Sindicalismo vs pluralismo
El sindicalismo español, su configuración y su comportamiento, es absolutamente contrario a los principios del pluralismo, entendido como la praxis de una sociedad siempre abierta a la formación de nuevos grupos que compitan con los existentes en la defensa de los intereses de los trabajadores. De nuevo, los privilegios legales y los fondos públicos aportados a unas centrales declaradas representativas por la ley, con independencia de su representatividad real, convierten el mercado sindical en monopolístico, con barreras de entrada artificiales, en un sistema blindado a la competencia y, por tanto, tendente al abuso de una posición dominante y, en consecuencia, excluyente.

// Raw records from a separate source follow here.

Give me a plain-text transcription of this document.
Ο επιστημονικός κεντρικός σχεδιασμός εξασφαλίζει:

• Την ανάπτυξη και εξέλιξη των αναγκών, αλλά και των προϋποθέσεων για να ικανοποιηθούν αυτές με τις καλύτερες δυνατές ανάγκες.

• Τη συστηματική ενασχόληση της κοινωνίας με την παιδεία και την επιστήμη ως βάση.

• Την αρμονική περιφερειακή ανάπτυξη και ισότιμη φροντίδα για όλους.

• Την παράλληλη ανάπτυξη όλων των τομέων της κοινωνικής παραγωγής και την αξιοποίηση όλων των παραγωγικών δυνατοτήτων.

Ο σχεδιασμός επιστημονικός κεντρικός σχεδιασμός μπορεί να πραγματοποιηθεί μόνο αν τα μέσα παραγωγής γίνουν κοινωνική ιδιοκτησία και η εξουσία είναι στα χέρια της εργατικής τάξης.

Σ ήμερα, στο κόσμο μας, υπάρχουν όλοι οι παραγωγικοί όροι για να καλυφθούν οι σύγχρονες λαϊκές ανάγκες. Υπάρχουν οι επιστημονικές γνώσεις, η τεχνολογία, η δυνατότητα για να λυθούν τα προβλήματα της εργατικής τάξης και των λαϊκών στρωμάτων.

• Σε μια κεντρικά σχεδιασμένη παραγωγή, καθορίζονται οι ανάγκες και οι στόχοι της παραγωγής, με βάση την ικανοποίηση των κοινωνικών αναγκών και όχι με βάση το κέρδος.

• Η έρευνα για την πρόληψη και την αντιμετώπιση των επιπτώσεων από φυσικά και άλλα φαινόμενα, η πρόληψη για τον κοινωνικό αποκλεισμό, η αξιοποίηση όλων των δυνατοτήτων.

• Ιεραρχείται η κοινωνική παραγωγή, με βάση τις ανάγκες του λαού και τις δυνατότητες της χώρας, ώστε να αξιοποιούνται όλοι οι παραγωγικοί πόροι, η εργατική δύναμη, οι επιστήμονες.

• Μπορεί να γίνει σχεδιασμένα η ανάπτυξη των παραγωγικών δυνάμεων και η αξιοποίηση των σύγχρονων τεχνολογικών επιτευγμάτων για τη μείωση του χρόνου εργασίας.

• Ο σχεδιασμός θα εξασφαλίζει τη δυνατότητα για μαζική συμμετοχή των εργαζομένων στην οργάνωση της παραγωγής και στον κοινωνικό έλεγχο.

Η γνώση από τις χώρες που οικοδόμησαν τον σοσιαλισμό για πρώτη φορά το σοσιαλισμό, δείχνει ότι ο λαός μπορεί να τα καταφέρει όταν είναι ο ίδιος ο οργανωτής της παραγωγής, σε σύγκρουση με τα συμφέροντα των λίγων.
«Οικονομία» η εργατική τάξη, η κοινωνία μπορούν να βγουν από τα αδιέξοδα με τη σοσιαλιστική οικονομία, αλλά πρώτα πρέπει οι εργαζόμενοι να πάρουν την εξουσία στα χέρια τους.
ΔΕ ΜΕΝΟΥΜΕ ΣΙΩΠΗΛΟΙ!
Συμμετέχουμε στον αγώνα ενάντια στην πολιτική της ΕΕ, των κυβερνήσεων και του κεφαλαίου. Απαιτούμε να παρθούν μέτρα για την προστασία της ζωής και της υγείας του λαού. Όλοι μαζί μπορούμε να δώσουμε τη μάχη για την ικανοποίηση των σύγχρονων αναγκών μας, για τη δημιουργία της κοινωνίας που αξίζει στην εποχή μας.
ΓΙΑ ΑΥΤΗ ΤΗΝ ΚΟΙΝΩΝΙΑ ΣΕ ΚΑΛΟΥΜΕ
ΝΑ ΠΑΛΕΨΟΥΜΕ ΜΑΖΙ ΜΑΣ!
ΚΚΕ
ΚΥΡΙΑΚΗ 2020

En suma, la posición de las centrales en España es contraria a los criterios de representación democrática, basada en el individualismo del voto y del mercado, basado en la competencia.
Reforma de sindicatos
Por otra parte, la vigente tecnoestructura sindical es incompatible con la evolución económica y social del mundo moderno. Ésta se basa no en una tendencia a la uniformidad, sino a la diversidad, a la complejidad, lo que rompe uno de los ejes centrales del discurso sindical: la homogeneidad de los intereses y de las aspiraciones de los trabajadores.

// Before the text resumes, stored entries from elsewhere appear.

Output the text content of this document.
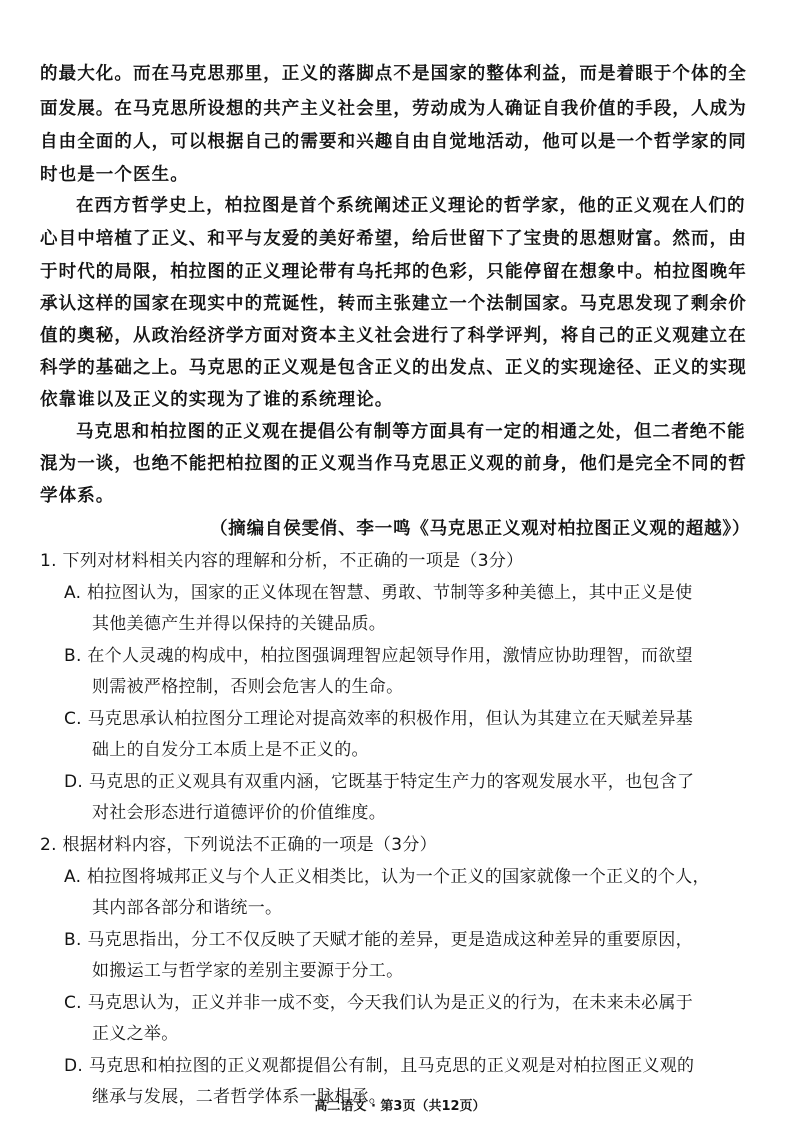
的最大化。而在马克思那里，正义的落脚点不是国家的整体利益，而是着眼于个体的全
面发展。在马克思所设想的共产主义社会里，劳动成为人确证自我价值的手段，人成为
自由全面的人，可以根据自己的需要和兴趣自由自觉地活动，他可以是一个哲学家的同
时也是一个医生。
在西方哲学史上，柏拉图是首个系统阐述正义理论的哲学家，他的正义观在人们的
心目中培植了正义、和平与友爱的美好希望，给后世留下了宝贵的思想财富。然而，由
于时代的局限，柏拉图的正义理论带有乌托邦的色彩，只能停留在想象中。柏拉图晚年
承认这样的国家在现实中的荒诞性，转而主张建立一个法制国家。马克思发现了剩余价
值的奥秘，从政治经济学方面对资本主义社会进行了科学评判，将自己的正义观建立在
科学的基础之上。马克思的正义观是包含正义的出发点、正义的实现途径、正义的实现
依靠谁以及正义的实现为了谁的系统理论。
马克思和柏拉图的正义观在提倡公有制等方面具有一定的相通之处，但二者绝不能
混为一谈，也绝不能把柏拉图的正义观当作马克思正义观的前身，他们是完全不同的哲
学体系。
（摘编自侯雯俏、李一鸣《马克思正义观对柏拉图正义观的超越》）
1. 下列对材料相关内容的理解和分析，不正确的一项是（3分）
A. 柏拉图认为，国家的正义体现在智慧、勇敢、节制等多种美德上，其中正义是使
其他美德产生并得以保持的关键品质。
B. 在个人灵魂的构成中，柏拉图强调理智应起领导作用，激情应协助理智，而欲望
则需被严格控制，否则会危害人的生命。
C. 马克思承认柏拉图分工理论对提高效率的积极作用，但认为其建立在天赋差异基
础上的自发分工本质上是不正义的。
D. 马克思的正义观具有双重内涵，它既基于特定生产力的客观发展水平，也包含了
对社会形态进行道德评价的价值维度。
2. 根据材料内容，下列说法不正确的一项是（3分）
A. 柏拉图将城邦正义与个人正义相类比，认为一个正义的国家就像一个正义的个人，
其内部各部分和谐统一。
B. 马克思指出，分工不仅反映了天赋才能的差异，更是造成这种差异的重要原因，
如搬运工与哲学家的差别主要源于分工。
C. 马克思认为，正义并非一成不变，今天我们认为是正义的行为，在未来未必属于
正义之举。
D. 马克思和柏拉图的正义观都提倡公有制，且马克思的正义观是对柏拉图正义观的
继承与发展，二者哲学体系一脉相承。
高二语文 · 第3页（共12页）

Esta falta de adaptación de los sindicatos a las demandas y exigencias de una sociedad plural en la que los individuos tienen preferencias diferentes explica también en gran medida la creciente distancia entre los sindicatos y los trabajadores. En las sociedades avanzadas ya no hay un trabajador tipo representativo de todos, sino millones de individuos con habilidades, capacidades y deseos distintos. Esto supone la necesaria individualización del esquema de relaciones laborales y, por tanto, el fin del café para todos.
Fracase o no la huelga general, es imprescindible acabar con un modelo sindical obsoleto, heredero del corporativismo del antiguo régimen y recrear otro en el que se creen los incentivos necesarios para que los sindicatos sean de verdad expresión de la voluntad de los trabajadores. Esto supone liquidar los privilegios legales y económicos que les blindan y frenan su imprescindible modernización.
Lorenzo B. de Quirós, miembro del Consejo Editorial de elEconomista.